Charlesworth and Charlesworth (1981) applied similar logic to both outcrossing and selfing species, and created a model that predicted when dioecy would be favored over hermaphroditism, and vice versa. The model predicted that dioecy evolves if investing in one sexual function has accelerating fitness benefits than investing in both sexual functions, while hermaphroditism evolves if investing in one sexual function had decreasingly lower fitness benefits. It has been difficult to measure exactly how much fitness individual plants are able to gain from investing in one or both sexual functions, and further empirical research is needed to support this model.
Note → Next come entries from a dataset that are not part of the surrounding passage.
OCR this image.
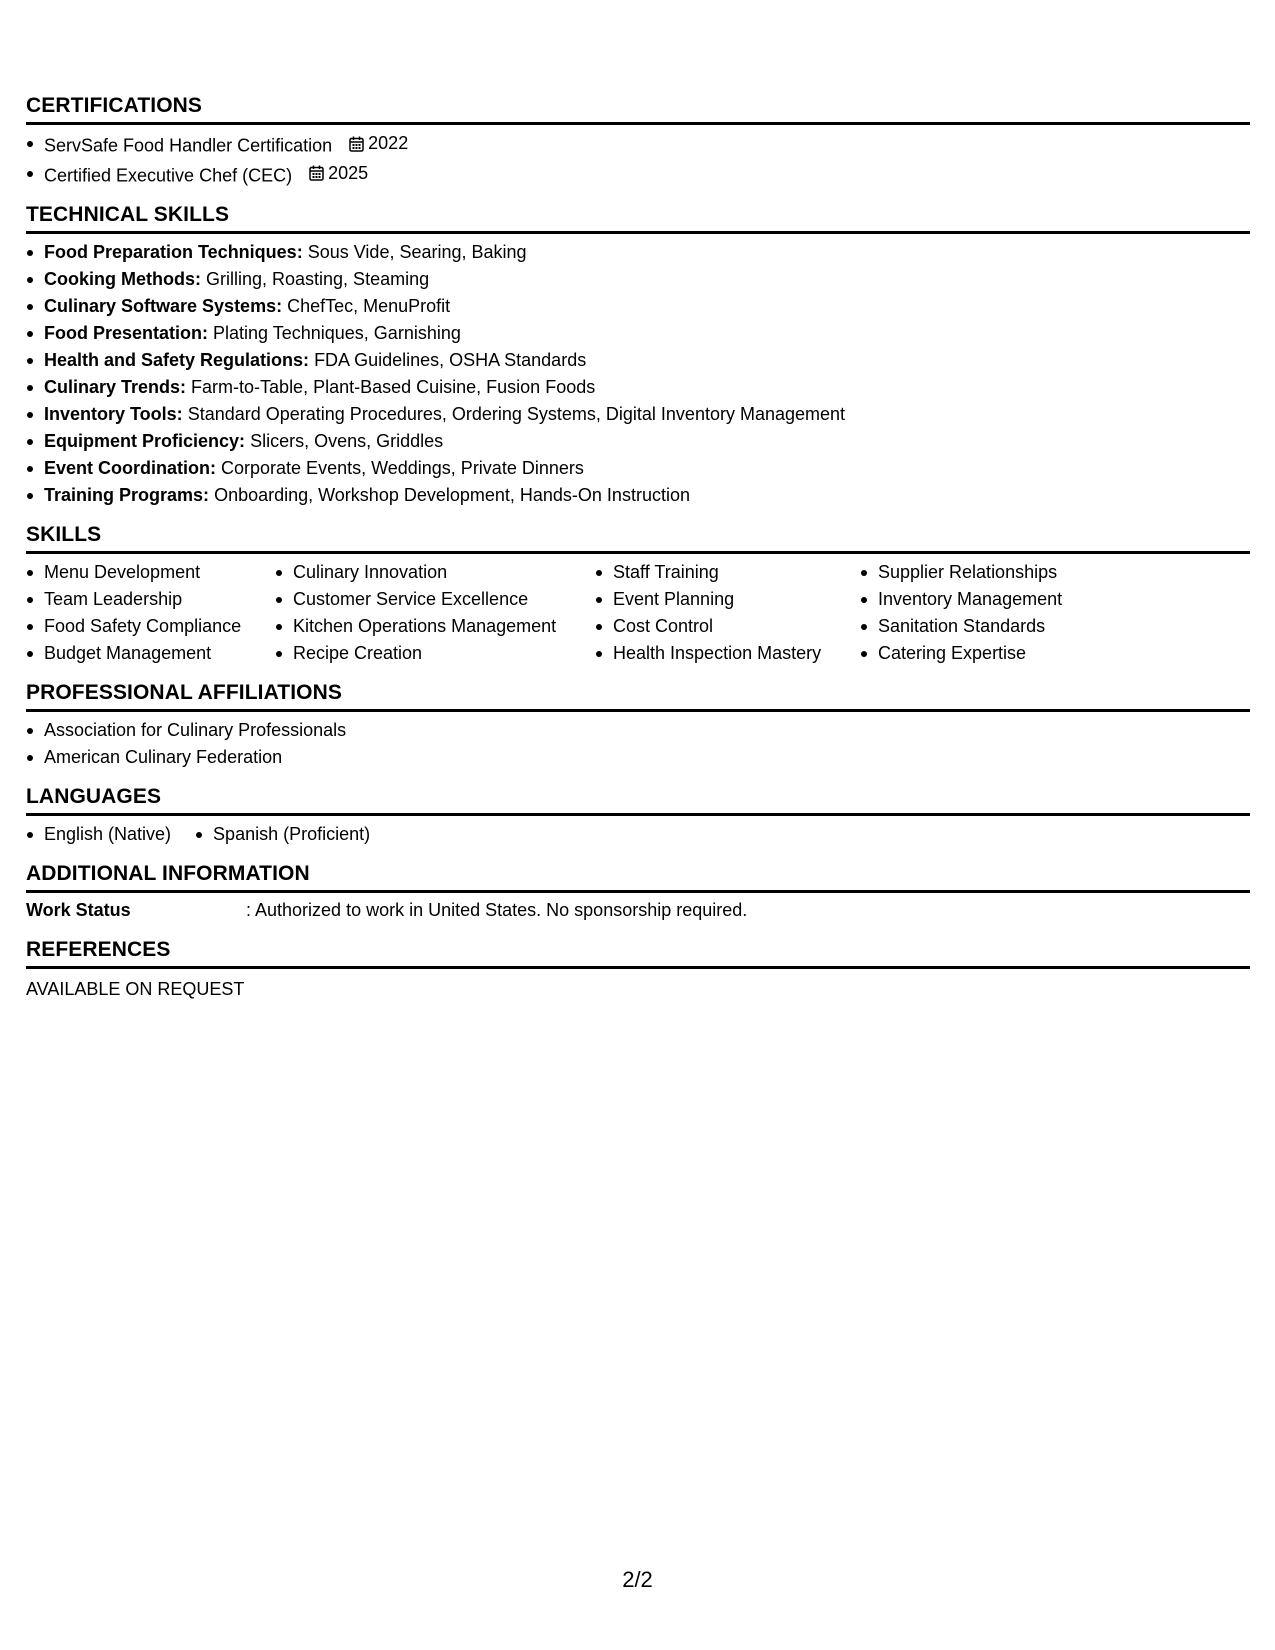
CERTIFICATIONS
ServSafe Food Handler Certification 2022
Certified Executive Chef (CEC) 2025
TECHNICAL SKILLS
Food Preparation Techniques: Sous Vide, Searing, Baking
Cooking Methods: Grilling, Roasting, Steaming
Culinary Software Systems: ChefTec, MenuProfit
Food Presentation: Plating Techniques, Garnishing
Health and Safety Regulations: FDA Guidelines, OSHA Standards
Culinary Trends: Farm-to-Table, Plant-Based Cuisine, Fusion Foods
Inventory Tools: Standard Operating Procedures, Ordering Systems, Digital Inventory Management
Equipment Proficiency: Slicers, Ovens, Griddles
Event Coordination: Corporate Events, Weddings, Private Dinners
Training Programs: Onboarding, Workshop Development, Hands-On Instruction
SKILLS
Menu Development
Team Leadership
Food Safety Compliance
Budget Management
Culinary Innovation
Customer Service Excellence
Kitchen Operations Management
Recipe Creation
Staff Training
Event Planning
Cost Control
Health Inspection Mastery
Supplier Relationships
Inventory Management
Sanitation Standards
Catering Expertise
PROFESSIONAL AFFILIATIONS
Association for Culinary Professionals
American Culinary Federation
LANGUAGES
English (Native)	Spanish (Proficient)
ADDITIONAL INFORMATION
Work Status	: Authorized to work in United States. No sponsorship required.
REFERENCES
AVAILABLE ON REQUEST
2/2
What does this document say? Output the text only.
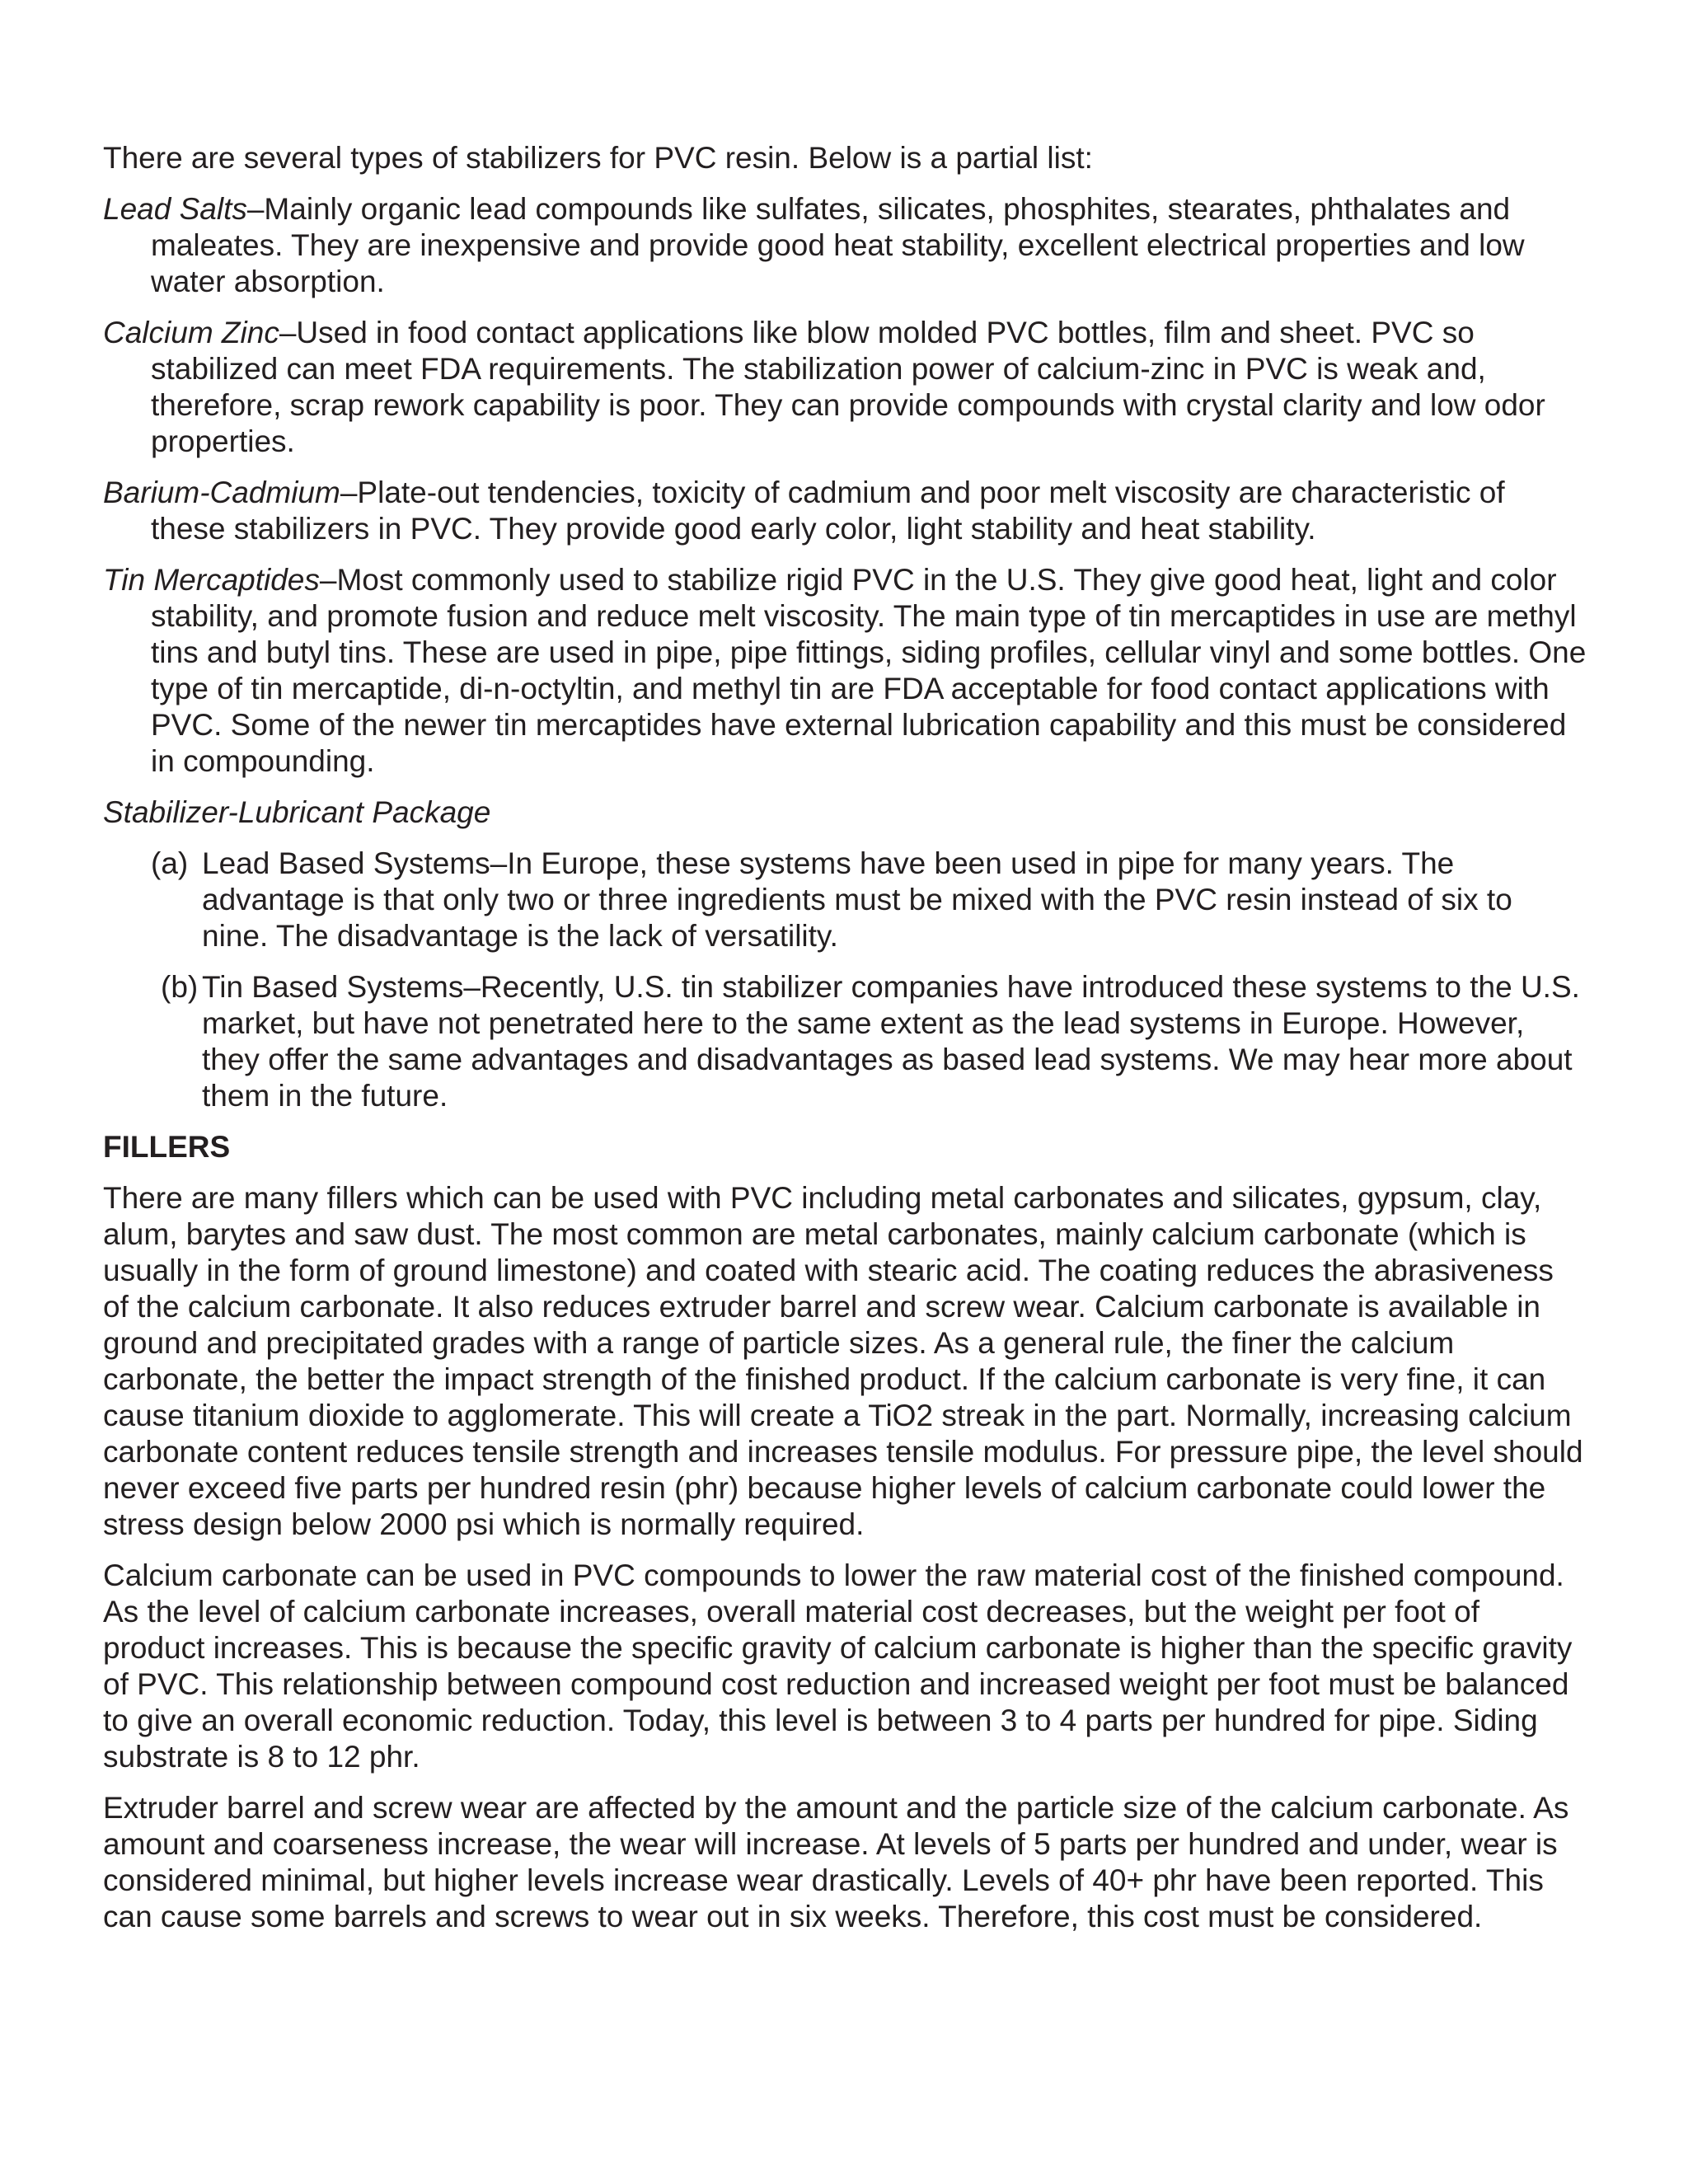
There are several types of stabilizers for PVC resin. Below is a partial list:

Lead Salts–Mainly organic lead compounds like sulfates, silicates, phosphites, stearates, phthalates and maleates. They are inexpensive and provide good heat stability, excellent electrical properties and low water absorption.

Calcium Zinc–Used in food contact applications like blow molded PVC bottles, film and sheet. PVC so stabilized can meet FDA requirements. The stabilization power of calcium-zinc in PVC is weak and, therefore, scrap rework capability is poor. They can provide compounds with crystal clarity and low odor properties.

Barium-Cadmium–Plate-out tendencies, toxicity of cadmium and poor melt viscosity are characteristic of these stabilizers in PVC. They provide good early color, light stability and heat stability.

Tin Mercaptides–Most commonly used to stabilize rigid PVC in the U.S. They give good heat, light and color stability, and promote fusion and reduce melt viscosity. The main type of tin mercaptides in use are methyl tins and butyl tins. These are used in pipe, pipe fittings, siding profiles, cellular vinyl and some bottles. One type of tin mercaptide, di-n-octyltin, and methyl tin are FDA acceptable for food contact applications with PVC. Some of the newer tin mercaptides have external lubrication capability and this must be considered in compounding.

Stabilizer-Lubricant Package

(a) Lead Based Systems–In Europe, these systems have been used in pipe for many years. The advantage is that only two or three ingredients must be mixed with the PVC resin instead of six to nine. The disadvantage is the lack of versatility.
(b) Tin Based Systems–Recently, U.S. tin stabilizer companies have introduced these systems to the U.S. market, but have not penetrated here to the same extent as the lead systems in Europe. However, they offer the same advantages and disadvantages as based lead systems. We may hear more about them in the future.

FILLERS

There are many fillers which can be used with PVC including metal carbonates and silicates, gypsum, clay, alum, barytes and saw dust. The most common are metal carbonates, mainly calcium carbonate (which is usually in the form of ground limestone) and coated with stearic acid. The coating reduces the abrasiveness of the calcium carbonate. It also reduces extruder barrel and screw wear. Calcium carbonate is available in ground and precipitated grades with a range of particle sizes. As a general rule, the finer the calcium carbonate, the better the impact strength of the finished product. If the calcium carbonate is very fine, it can cause titanium dioxide to agglomerate. This will create a TiO2 streak in the part. Normally, increasing calcium carbonate content reduces tensile strength and increases tensile modulus. For pressure pipe, the level should never exceed five parts per hundred resin (phr) because higher levels of calcium carbonate could lower the stress design below 2000 psi which is normally required.

Calcium carbonate can be used in PVC compounds to lower the raw material cost of the finished compound. As the level of calcium carbonate increases, overall material cost decreases, but the weight per foot of product increases. This is because the specific gravity of calcium carbonate is higher than the specific gravity of PVC. This relationship between compound cost reduction and increased weight per foot must be balanced to give an overall economic reduction. Today, this level is between 3 to 4 parts per hundred for pipe. Siding substrate is 8 to 12 phr.

Extruder barrel and screw wear are affected by the amount and the particle size of the calcium carbonate. As amount and coarseness increase, the wear will increase. At levels of 5 parts per hundred and under, wear is considered minimal, but higher levels increase wear drastically. Levels of 40+ phr have been reported. This can cause some barrels and screws to wear out in six weeks. Therefore, this cost must be considered.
== Mechanisms of sex allocation decisions ==
Depending on the mechanism of sex determination for a species, decisions about sex allocation may be carried out in different ways.

In haplodiploid species, like bees and wasps, females control the sex of offspring by deciding whether or not to fertilize each egg. If she fertilizes the egg, it will become diploid and develop as a female. If she does not fertilize the egg, it will remain haploid and develop as a male. In an elegant experiment, researchers showed that female N. vitripennis parasitoid wasps altered the sex ratio in their offspring in response to the environmental cue of eggs laid by other females.

Historically, many theorists have argued that the Mendelian nature of chromosomal sex determination limits opportunities for parental control of offspring sex ratio. However, adaptive adjustment of sex ratio has been found among many animals, including primates, red deer, and birds. The exact mechanism of such allocation is unknown, but several studies indicate that hormonal, pre-ovulatory control may be responsible. For example, higher levels of follicular testosterone in mothers, signifying maternal dominance, correlated with a higher chance of forming a male embryo in cows. Higher corticosterone levels in breeding female Japanese quails were associated with female-biased sex ratios at laying.

In species that have environmental sex determination, like turtles and crocodiles, the sex of an offspring is determined by environmental features such as temperature and day length. The direction of bias differs between species. For example, in turtles with ESD, males are produced at lower temperatures, but in many alligators, males are produced at higher temperatures.